When buying a bird I always buy organic, free range if possible. I do the same with my eggs. I don’t want to go into the politics of industrially reared animals and the inhumane conditions they’re kept in. Other than it being the socially responsible thing to do, organic free range chickens just taste better. An animal carries it’s lifestyle in it’s flavour at the end of the day, not to mention it’s nutrition.
I only recently started doing a roast with a thermometer (instead of the juice-runs-clear method) and, for me, there’s no other way to go. It’s not let me down yet!
Roast Chicken with Garlic and Dijon
and a Sun Dried Tomato Stuffing
1 large, organic chicken
3 Tbsp olive oil
1 Tbsp prepared Dijon mustard
salt and pepper (about a teaspoon of each)

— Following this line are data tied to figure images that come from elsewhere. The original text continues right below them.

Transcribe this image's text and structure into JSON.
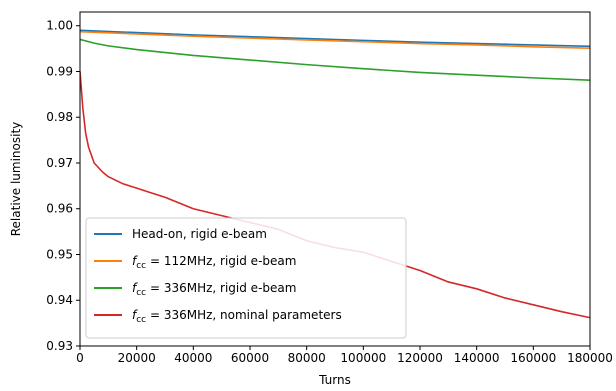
{
  "chart_data": {
    "type": "line",
    "title": "",
    "xlabel": "Turns",
    "ylabel": "Relative luminosity",
    "xlim": [
      0,
      180000
    ],
    "ylim": [
      0.93,
      1.003
    ],
    "xticks": [
      0,
      20000,
      40000,
      60000,
      80000,
      100000,
      120000,
      140000,
      160000,
      180000
    ],
    "xtick_labels": [
      "0",
      "20000",
      "40000",
      "60000",
      "80000",
      "100000",
      "120000",
      "140000",
      "160000",
      "180000"
    ],
    "yticks": [
      0.93,
      0.94,
      0.95,
      0.96,
      0.97,
      0.98,
      0.99,
      1.0
    ],
    "ytick_labels": [
      "0.93",
      "0.94",
      "0.95",
      "0.96",
      "0.97",
      "0.98",
      "0.99",
      "1.00"
    ],
    "grid": false,
    "legend_position": "lower-left",
    "series": [
      {
        "name": "Head-on, rigid e-beam",
        "label_parts": [
          {
            "text": "Head-on, rigid e-beam"
          }
        ],
        "color": "#1f77b4",
        "x": [
          0,
          20000,
          40000,
          60000,
          80000,
          100000,
          120000,
          140000,
          160000,
          180000
        ],
        "y": [
          0.999,
          0.9985,
          0.998,
          0.9976,
          0.9972,
          0.9968,
          0.9964,
          0.9961,
          0.9958,
          0.9955
        ]
      },
      {
        "name": "f_cc = 112MHz, rigid e-beam",
        "label_parts": [
          {
            "text": "f"
          },
          {
            "text": "cc",
            "sub": true
          },
          {
            "text": " = 112MHz, rigid e-beam"
          }
        ],
        "color": "#ff7f0e",
        "x": [
          0,
          20000,
          40000,
          60000,
          80000,
          100000,
          120000,
          140000,
          160000,
          180000
        ],
        "y": [
          0.9987,
          0.9982,
          0.9977,
          0.9973,
          0.9969,
          0.9965,
          0.9961,
          0.9958,
          0.9954,
          0.9951
        ]
      },
      {
        "name": "f_cc = 336MHz, rigid e-beam",
        "label_parts": [
          {
            "text": "f"
          },
          {
            "text": "cc",
            "sub": true
          },
          {
            "text": " = 336MHz, rigid e-beam"
          }
        ],
        "color": "#2ca02c",
        "x": [
          0,
          5000,
          10000,
          20000,
          40000,
          60000,
          80000,
          100000,
          120000,
          140000,
          160000,
          180000
        ],
        "y": [
          0.997,
          0.9962,
          0.9956,
          0.9948,
          0.9935,
          0.9925,
          0.9915,
          0.9906,
          0.9898,
          0.9892,
          0.9886,
          0.9881
        ]
      },
      {
        "name": "f_cc = 336MHz, nominal parameters",
        "label_parts": [
          {
            "text": "f"
          },
          {
            "text": "cc",
            "sub": true
          },
          {
            "text": " = 336MHz, nominal parameters"
          }
        ],
        "color": "#d62728",
        "x": [
          0,
          1000,
          2000,
          3000,
          5000,
          8000,
          10000,
          15000,
          20000,
          25000,
          30000,
          40000,
          50000,
          60000,
          70000,
          80000,
          90000,
          100000,
          110000,
          120000,
          130000,
          140000,
          150000,
          160000,
          170000,
          180000
        ],
        "y": [
          0.99,
          0.982,
          0.9765,
          0.9735,
          0.97,
          0.968,
          0.967,
          0.9655,
          0.9645,
          0.9635,
          0.9625,
          0.96,
          0.9585,
          0.957,
          0.9555,
          0.953,
          0.9515,
          0.9505,
          0.9485,
          0.9465,
          0.944,
          0.9425,
          0.9405,
          0.939,
          0.9375,
          0.9362
        ]
      }
    ]
  }
}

10 cloves garlic, just peeled
for the stuffing:
¼ cup bread crumbs
6 – 8 sun dried tomatoes, drained (if in oil) and chopped
1 large onion, chopped coarsely
2 large cloves garlic, chopped coarsely
¼ cup white wine
1 Tbsp Dijon mustard
½ tsp salt
– take the bird out of the fridge an hour before cooking it, to let it warm up to room temperature.

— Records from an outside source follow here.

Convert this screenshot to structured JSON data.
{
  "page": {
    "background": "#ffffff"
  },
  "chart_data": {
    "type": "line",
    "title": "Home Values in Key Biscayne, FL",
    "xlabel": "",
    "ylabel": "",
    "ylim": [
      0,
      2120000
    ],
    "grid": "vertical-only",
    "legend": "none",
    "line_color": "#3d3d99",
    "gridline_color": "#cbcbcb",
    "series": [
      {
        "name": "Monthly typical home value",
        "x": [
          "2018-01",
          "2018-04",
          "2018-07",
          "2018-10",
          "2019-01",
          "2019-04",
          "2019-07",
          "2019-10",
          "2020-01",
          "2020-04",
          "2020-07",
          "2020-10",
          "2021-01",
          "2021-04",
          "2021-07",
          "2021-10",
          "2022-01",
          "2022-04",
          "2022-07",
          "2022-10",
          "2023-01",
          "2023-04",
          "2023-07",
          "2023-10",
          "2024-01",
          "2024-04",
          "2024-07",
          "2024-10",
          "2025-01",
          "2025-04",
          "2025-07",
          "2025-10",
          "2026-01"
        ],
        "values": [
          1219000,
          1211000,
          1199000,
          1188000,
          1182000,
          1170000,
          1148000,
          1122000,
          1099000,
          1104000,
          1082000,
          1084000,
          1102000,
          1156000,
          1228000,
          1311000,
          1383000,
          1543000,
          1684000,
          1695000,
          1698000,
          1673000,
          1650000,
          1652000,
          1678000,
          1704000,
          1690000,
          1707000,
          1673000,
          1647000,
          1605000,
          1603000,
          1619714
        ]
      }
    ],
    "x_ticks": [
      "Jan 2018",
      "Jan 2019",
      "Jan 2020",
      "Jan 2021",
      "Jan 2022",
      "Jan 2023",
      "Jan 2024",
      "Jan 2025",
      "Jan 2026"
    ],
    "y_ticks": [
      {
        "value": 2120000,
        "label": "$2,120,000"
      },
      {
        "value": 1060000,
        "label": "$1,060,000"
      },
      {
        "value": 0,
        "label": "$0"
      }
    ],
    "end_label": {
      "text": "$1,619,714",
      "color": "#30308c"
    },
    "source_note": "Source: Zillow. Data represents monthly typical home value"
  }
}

– preheat your oven to 400˚ F, with the rack in the middle.
– rinse the bird, inside and out, and pat dry.
– mix all the ingredients for the stuffing in a bowl.
– whisk together the Dijon, oil and salt and pepper. They won’t want to mix very well, that’s okay.
– with your fingers, gently separate the skin on the breast from the meat. I find it quite easy to start at the neck end and carefully work a couple fingers between the skin and meat.
– stuff 3 of the garlic cloves down each breast, between the skin and the meat.
– at the thickest part of the tight, make a deep slice with a sharp knife, cross ways to the length. Push 2 garlic cloves into each gash.
– now stuff the cavity of the chicken with the sun dried tomato mix.
– Tie the chicken up with kitchen string. instructions here if you need them.
– rub the oil/Dijon mix evenly over the skin of the chicken.
– place the chicken, breast side down, on a rack in a roasting pan. I put my potatoes, if we’re having, in with the chicken, but I usually roast other veg (like carrots, onions, sweet potatoes and parsnips) in a separate dish.
– roast the chicken this way for 10 or 15 minutes, then take it out the oven, turn it breast side up and roast again for about 30 minutes, checking often, until the juices run clear or a thermometer inserted between the body and thigh is at 165˚ F.
– if you notice that the skin is getting too brown before the bird is cooked, put a loose piece of tin foil over the top of the bird to protect it.
– when the bird is done, remove from oven, place a piece of foil and a tea towl on top of it and let it rest for about 10 minutes before serving.